= Borohoro Mountains =

Mountain range in China and Kazakhstan

The Borohoro Mountains (博罗科努山 (Bóluōkēnǔ shān, P'o-lo-k'o-nu shan); Борохоро жотасы, Borohoro jotasy) is one of the major ranges of the Tian Shan mountain system. It is almost entirely located within China's Xinjiang Uyghur Autonomous Region, with only a few westernmost peaks being in Kazakhstan.

The Borohoro Range runs in the general west-north-west to east-south-east direction. At its eastern end, southwest of Ürümqi, it joins the main range of the Tian Shan; at the western end, near the China–Kazakhstan border, it joins the Dzungarian Alatau.

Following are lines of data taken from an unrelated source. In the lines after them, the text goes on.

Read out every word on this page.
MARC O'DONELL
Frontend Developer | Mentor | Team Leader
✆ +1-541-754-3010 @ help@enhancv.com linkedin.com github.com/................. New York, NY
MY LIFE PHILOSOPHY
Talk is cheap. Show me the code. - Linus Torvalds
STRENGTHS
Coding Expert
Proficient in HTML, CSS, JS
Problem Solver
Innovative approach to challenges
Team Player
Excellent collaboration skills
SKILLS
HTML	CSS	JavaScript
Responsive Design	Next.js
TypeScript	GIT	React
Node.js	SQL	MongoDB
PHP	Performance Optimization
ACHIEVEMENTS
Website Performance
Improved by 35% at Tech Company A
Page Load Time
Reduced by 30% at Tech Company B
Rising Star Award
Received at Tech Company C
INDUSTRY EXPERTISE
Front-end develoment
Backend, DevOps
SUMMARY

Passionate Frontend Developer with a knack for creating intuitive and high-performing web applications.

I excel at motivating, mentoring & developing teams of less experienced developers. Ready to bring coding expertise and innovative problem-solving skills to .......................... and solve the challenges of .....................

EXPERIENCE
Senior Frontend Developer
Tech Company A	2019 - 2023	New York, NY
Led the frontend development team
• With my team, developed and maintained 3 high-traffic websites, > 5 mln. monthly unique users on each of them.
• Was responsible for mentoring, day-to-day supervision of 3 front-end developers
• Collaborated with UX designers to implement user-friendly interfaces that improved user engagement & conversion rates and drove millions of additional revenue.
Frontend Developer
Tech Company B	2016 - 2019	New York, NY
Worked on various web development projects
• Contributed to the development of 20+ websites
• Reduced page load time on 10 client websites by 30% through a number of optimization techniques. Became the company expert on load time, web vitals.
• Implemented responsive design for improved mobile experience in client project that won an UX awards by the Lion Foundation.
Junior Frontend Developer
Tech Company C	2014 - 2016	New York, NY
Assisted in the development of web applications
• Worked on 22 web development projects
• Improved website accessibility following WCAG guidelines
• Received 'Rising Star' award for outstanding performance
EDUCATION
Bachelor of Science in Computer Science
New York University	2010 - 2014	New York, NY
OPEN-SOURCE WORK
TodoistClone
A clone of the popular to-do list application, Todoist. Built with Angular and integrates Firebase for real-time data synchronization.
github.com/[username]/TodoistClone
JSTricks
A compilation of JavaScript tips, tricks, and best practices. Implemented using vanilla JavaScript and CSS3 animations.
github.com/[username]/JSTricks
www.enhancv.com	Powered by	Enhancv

The Borohoro Range separates the Dzungarian Basin in the north from the Ili River Basin in the south. Streams flowing from the northern slope of the Borohoro flow toward the Aibi Lake or the Manas Lake; those rising on the southern slope flow toward the Ili River, which flows into Kazakhstan's Lake Balkhash.

The border between Xinjiang's Ili Kazakh Autonomous Prefecture and Bortala Mongol Autonomous Prefecture runs along the Borohoro Range.

A blind thrust fault under the mountain range was the source of the deadly magnitude 7.9 Manasi earthquake.